Профессор провел сына в комнаты к, не дав ему переодеться, представил его жене. На вопрошающий взгляд жены профессор ответил суровым приказанием:

— Он будет жить у нас… и об этом никто не должен знать… Вы слышите? Никто! Вы хотите знать, кто он? — профессор улыбнулся. — Он бог Озирис, воплотившийся в фараона Рамзеса. Я нашел его спящим в саркофаге. Ведь вы верите в спиритизм? Так вот, будьте знакомы, — профессор сделал обычный в этом случае жест, — мадам Алимар. Рамзес…

IV. Здесь дремлют века

С каждым днем в Калькутте становилось все более тревожно. Власти об’явили город на военном положении. По улицам патрулировали броневые автомобили и конные пикеты. Войска были расположены в наиболее беспокойных пунктах. Но все эти меры не могли остановить лавины революционного под’ема: не прекращались рабочие демонстрации. Взбунтовался батальон сикхов и сейчас же был заменен батальоном гуркхов. Европейской части населения было роздано оружие. Повстанцы захватили за городом линию железной дороги и прервали сообщения…

За толстыми стенами громоздкого здания в окаменелом молчании умерших эпох жили музейные залы…

В квартиру директора музея вторглись века. Маски — Диониса, гепарда, фавна, быка глядели со стен. Драгоценные этрусские вазы, египетские папирусы и глиняные таблички с иероглифами загромождали огромный рабочий стол профессора.

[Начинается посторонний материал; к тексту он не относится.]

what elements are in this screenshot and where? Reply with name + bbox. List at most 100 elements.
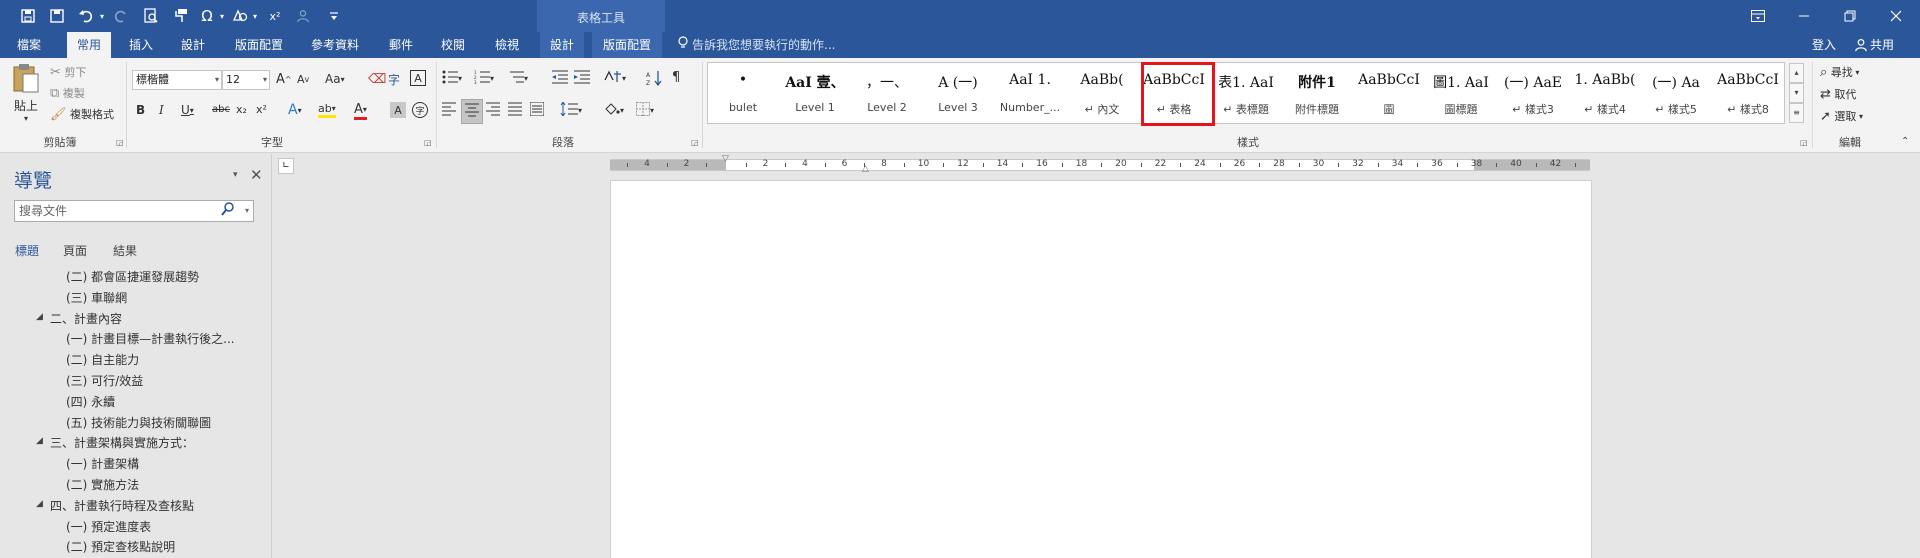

Появление Джагата нарушило однообразный, раз навсегда заведенный уклад профессорской жизни. Джагат поместился в кабинете отца, куда никто, кроме старухи — служанки, помнившей Джагата еще мальчиком, не имел доступа. Это в некоторой мере прервало ход занятий профессора. Мадам Алимар, после знаменательного разговора с мужем, не выходила из своей комнаты, отделанной в восточном стиле. Она злилась на мужа «проявившего грубость в разговоре с ней». Появление Рамзеса, может быть, и соответствовало спиритическому учению, но мало было вероятно даже для ее взбалмошной головы. Она сразу догадалась, что Джагат — сын профессора, о котором она кое-что слышала раньше. Во всяком случае Рамзее во плоти молодого красивого индуса производил весьма выгодное впечатление, и француженка, была непрочь завести с ним интрижку и обдумывала, как ее начать.

* * *

В кабинете профессора строгая тишина.

Профессор несколько раз перечитывает один и тот же абзац, но строчки проходят мимо его сознания. Мысли его никак не укладываются во времена эпохи Александра Македонского, над которой он сейчас работает. Профессор мучительно думает, старается осмыслить и понять ход последних политических событий, разыгравшихся в его стране. Он думает об аресте Ганди, вспоминает свою последнюю встречу с ним.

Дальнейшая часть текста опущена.